Given an integer N, the task is to count all arithmetic progression with common difference equal to 1 and the sum of all its elements equal to N.
Examples:
Input: N = 12
Output: 3
Explanation:
Following three APs satisfy the required conditions:
- {3, 4, 5}
- {−2, −1, 0, 1, 2, 3, 4, 5}
- {−11, −10, −9, …, 10, 11, 12]}
Input: N = 963761198400
Output: 1919
Approach: The given problem can be solved using the following properties of AP:
- The sum of an AP series having N terms with first term as A and common difference 1 is given by the formula S = (N / 2 )* ( 2 *A + N − 1).
- Solving the above equation:
S = N / 2 [2 *A + N − 1].
Rearranging this and multiplying both sides by 2
=> 2 * S = N * (N + 2 * A − 1)
Rearranging further
=> A = ((2 * N / i ) − i + 1) / 2.
Now, iterate over all the factors of 2 * N, and check for each factor i, whether (2 * N/i) − i + 1 is even or not.

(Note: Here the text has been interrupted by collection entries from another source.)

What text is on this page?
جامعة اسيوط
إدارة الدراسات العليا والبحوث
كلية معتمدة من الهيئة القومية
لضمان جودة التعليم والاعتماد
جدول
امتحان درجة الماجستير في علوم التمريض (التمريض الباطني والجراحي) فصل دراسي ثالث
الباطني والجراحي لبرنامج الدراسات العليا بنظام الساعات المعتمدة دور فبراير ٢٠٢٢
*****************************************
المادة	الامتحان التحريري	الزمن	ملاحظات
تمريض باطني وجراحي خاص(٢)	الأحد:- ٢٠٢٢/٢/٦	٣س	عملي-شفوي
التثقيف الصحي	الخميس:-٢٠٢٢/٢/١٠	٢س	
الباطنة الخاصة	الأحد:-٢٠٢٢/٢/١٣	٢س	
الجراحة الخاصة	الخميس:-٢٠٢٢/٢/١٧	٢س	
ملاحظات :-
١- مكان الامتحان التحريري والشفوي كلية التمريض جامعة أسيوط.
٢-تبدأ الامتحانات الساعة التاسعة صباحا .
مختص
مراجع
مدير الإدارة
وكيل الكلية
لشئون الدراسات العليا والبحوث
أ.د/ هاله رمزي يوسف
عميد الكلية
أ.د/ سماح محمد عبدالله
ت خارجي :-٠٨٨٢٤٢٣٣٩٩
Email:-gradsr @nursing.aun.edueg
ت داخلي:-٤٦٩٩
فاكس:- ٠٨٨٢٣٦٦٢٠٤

Follow the steps below to solve the problem:
- Initialize a variable, say count, to store the number of AP series possible having given conditions.
- Iterate through all the factors of 2 * N and for every ith factor, check if (2 * N / i) − i + 1 is even.
- If found to be true, increment the count.
- Print count – 1 as the required answer, as the sequence consisting only of N needs to be discarded.
Below is the implementation of the above approach:
C++14
#include <bits/stdc++.h>
using namespace std;
void countAPs(long long int N)
{
long long int count = 0;
for (long long int i = 1;
i * i <= 2 * N; i++) {
long long int res = 2 * N;
if (res % i == 0) {
long long int op = res / i - i + 1;
if (op % 2 == 0) {
count++;
}
if (i * i != res
and (i - res / i + 1) % 2 == 0) {
count++;
}
}
}
cout << count - 1 << "\n";
}
int main()
{
long long int N = 963761198400;
countAPs(N);
}
|
Java
import java.io.*;
import java.lang.*;
import java.util.*;
class GFG {
static void countAPs(long N)
{
long count = 0;
for (long i = 1; i * i <= 2 * N; i++) {
long res = 2 * N;
if (res % i == 0) {
long op = res / i - i + 1;
if (op % 2 == 0) {
count++;
}
if (i * i != res
&& (i - res / i + 1) % 2 == 0) {
count++;
}
}
}
System.out.println(count - 1);
}
public static void main(String[] args)
{
long N = 963761198400L;
countAPs(N);
}
}
|
Python3
def countAPs(N) :
count = 0
i = 1
while(i * i <= 2 * N) :
res = 2 * N
if (res % i == 0) :
op = res / i - i + 1
if (op % 2 == 0) :
count += 1
if (i * i != res
and (i - res / i + 1) % 2 == 0) :
count += 1
i += 1
print(count - 1)
N = 963761198400
countAPs(N)
|
C#
using System;
public class GFG
{
static void countAPs(long N)
{
long count = 0;
for (long i = 1; i * i <= 2 * N; i++) {
long res = 2 * N;
if (res % i == 0) {
long op = res / i - i + 1;
if (op % 2 == 0) {
count++;
}
if (i * i != res
&& (i - res / i + 1) % 2 == 0) {
count++;
}
}
}
Console.WriteLine(count - 1);
}
public static void Main(String[] args)
{
long N = 963761198400L;
countAPs(N);
}
}
|
Javascript
<script>
function countAPs(N)
{
let count = 0;
for (let i = 1; i * i <= 2 * N; i++) {
let res = 2 * N;
if (res % i == 0) {
let op = res / i - i + 1;
if (op % 2 == 0) {
count++;
}
if (i * i != res
&& (i - res / i + 1) % 2 == 0) {
count++;
}
}
}
document.write(count - 1);
}
let N = 963761198400;
countAPs(N);
</script>
|
Time Complexity: O(√N)
Auxiliary Space: O(1)